Hormis une poignée d’établissements intimistes de quartier, la plupart des néo-cafés font aujourd’hui de leur apparence une priorité absolue. « Soigner le design de son coffee shop est devenu un prérequis », soutient l’architecte. Bois clair, mobilier chromé, murs grattés… Une Sainte Trinité esthétique dont Julien Sebban se dit las : « On assiste à une uniformisation de ces espaces qui s’observe malheureusement partout dans le monde.

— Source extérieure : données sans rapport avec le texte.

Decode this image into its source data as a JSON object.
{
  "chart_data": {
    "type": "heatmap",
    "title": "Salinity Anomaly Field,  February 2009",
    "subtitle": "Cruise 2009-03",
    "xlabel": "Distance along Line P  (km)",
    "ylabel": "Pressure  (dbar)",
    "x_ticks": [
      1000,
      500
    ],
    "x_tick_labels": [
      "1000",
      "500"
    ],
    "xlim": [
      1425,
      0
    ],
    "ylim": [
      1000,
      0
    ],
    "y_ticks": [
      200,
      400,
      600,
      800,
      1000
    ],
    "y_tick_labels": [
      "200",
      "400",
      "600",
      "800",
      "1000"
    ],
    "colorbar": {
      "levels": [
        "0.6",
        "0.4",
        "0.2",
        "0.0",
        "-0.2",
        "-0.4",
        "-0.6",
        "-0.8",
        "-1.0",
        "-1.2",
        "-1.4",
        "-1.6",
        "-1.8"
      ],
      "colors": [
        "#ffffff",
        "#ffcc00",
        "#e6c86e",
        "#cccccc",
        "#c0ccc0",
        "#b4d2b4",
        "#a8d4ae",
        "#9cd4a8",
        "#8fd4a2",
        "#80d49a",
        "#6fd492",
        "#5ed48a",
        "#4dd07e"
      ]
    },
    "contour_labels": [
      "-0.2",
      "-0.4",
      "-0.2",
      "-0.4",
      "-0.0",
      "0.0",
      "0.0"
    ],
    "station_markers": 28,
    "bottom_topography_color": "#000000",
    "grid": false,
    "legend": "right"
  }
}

Que ce soit à Paris, à Bruxelles ou à New York, tous les cafés se ressemblent. » De son côté, l’intéressé prend le contrepied de l’ultra-minimalisme et de la déco standardisée pour façonner des lieux « avec de la personnalité ». 

Le Café Shin par exemple. Déployé une première fois dans le 10e arrondissement de Paris, ce café franco-coréen a été dupliqué en septembre dernier face au Palais-Royal. Cette mouture, inspirée comme son grand frère des maisons traditionnelles coréennes, est dotée d’une listening room calquée sur les salons audiophiles de Séoul. « Y sont diffusés des albums via un système-son conçu par le studio de conception d'enceintes new-yorkais Silence Please. » Une habile manière de se démarquer dans un secteur ultra-concurrentiel.

Renouveler le genre

Surfer sur des influences exotiques est une autre façon de tirer son épingle du jeu. D’après Joris Bedeau, aficionado de café derrière le blog et le compte Instagram Les Tasters, « de plus en plus d’étrangers ouvrent des coffee shops à Paris ». Parmi les quelque 400 adresses testées par le caféinomane, certaines sont colombiennes (Flor de cafe), d’autres méditerranéennes (Lalla Coffee), et beaucoup – à l’image du Café Shin – sont d’inspiration asiatique. Une tendance dans la tendance, boostée notamment par la Hallyu, vague culturelle sud-coréenne déferlant sur l’Europe depuis quelques années. 

À Paris, la « coffee-shopisation » monte en graine
© Kim Shin Akrich

Sous l’influence de ce melting-pot, la carte des breuvages aussi se diversifie. Car il n’est plus question pour les coffee shops de se limiter à leur fonction première. Au contraire, estime Joris Bedeau : « Le coffee shop tel qu’on l’a connu est mort. Certes, les torréfacteurs fournissent de plus en plus d’établissements, mais ils leur vendent de moins en moins de café. Car beaucoup sont en train de devenir des créateurs de boissons fantaisie destinées à séduire la génération Z ». Et d’asséner : « Il s’agit d’ailleurs plus de bars à laits végétaux infusés que de véritables spécialistes du café. »

Chaï, matcha, ube, hojicha… On ne compte plus les nouvelles alternatives au café, généralement servies lactées « Obnubilés par le bien-être, les jeunes se tournent désormais vers des options sans caféine comme la chicorée, le café aux champignons et le déca, qui est très tendance aux Etats-Unis en ce moment », poursuit le blogueur. Pendant ce temps, à Paris, les coffee shops redoublent d’inventivité : Jörro Kaffé met à disposition de ses clients un studio de podcast ; FCC s’est muni d’une cabine de DJ intégrée ; et le Café Pli propose la possibilité de s’écrire une lettre à soi-même, envoyée un, cinq ou vingt ans après… Le café dans les néo-cafés ? Un à-côté.